Growing cereals for exports

Monday, 18 February 2019

Paul Temple runs Wold Farm, a mixed arable and beef farm, growing wheat, barley, oilseed rape, vining peas, grass leys and rye. He is the current AHDB sector chair for Cereals & Oilseeds.

We grow wheat for seed and commercially, with land not suited to producing good group 1 milling wheat but capable of producing good group 3 soft wheat. The two biofuel plants in the North East, when running, changed demand patterns and we are keeping an eye on how it will change now the plants have closed. Our variety choice, using the Recommended Lists, is determined to ensure both wide market options and good agronomic characteristics.


When the biofuel plants closed, it brought back the possible need to have an export-suitable variety. When producing seed crops like we are, you are trying to look at what will be required for sowing in 2019, harvested in 2020 and possibly not reaching the market until 2021.

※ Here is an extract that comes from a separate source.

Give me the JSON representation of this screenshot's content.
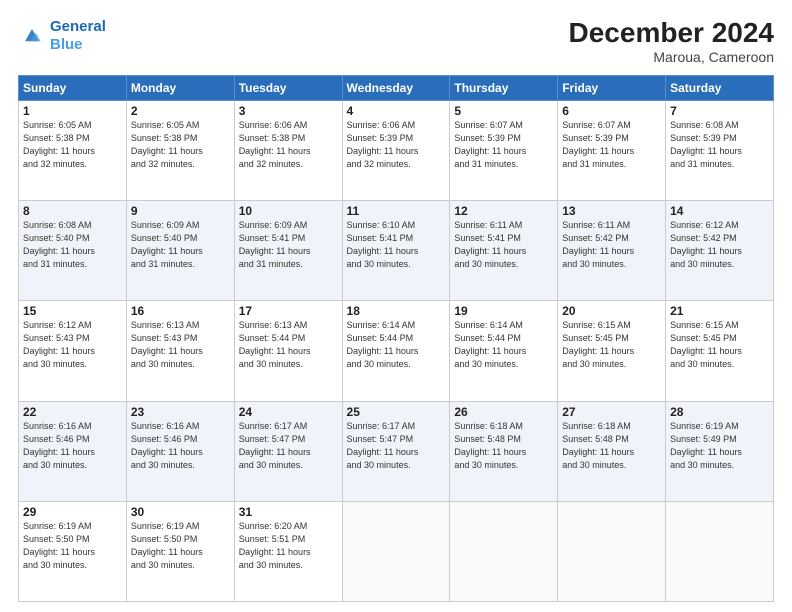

When we’re growing for exports, we grow fewer varieties and ensure varietal segregation. This allows more marketing options and provides more consistent testing and knowledge of what is in the store. It may not automatically lead to a higher price, but it certainly helps and reduces the problems of load testing and provides better opportunities for meeting specific market needs.


After Brexit, we’ll all need to think much wider on markets, both the threats from new competition and the opportunities we will need to look for. We don’t know yet what the access to our usual current EU export markets will be like, but as we look like having an exportable surplus in 2019 we have to be market-aware now.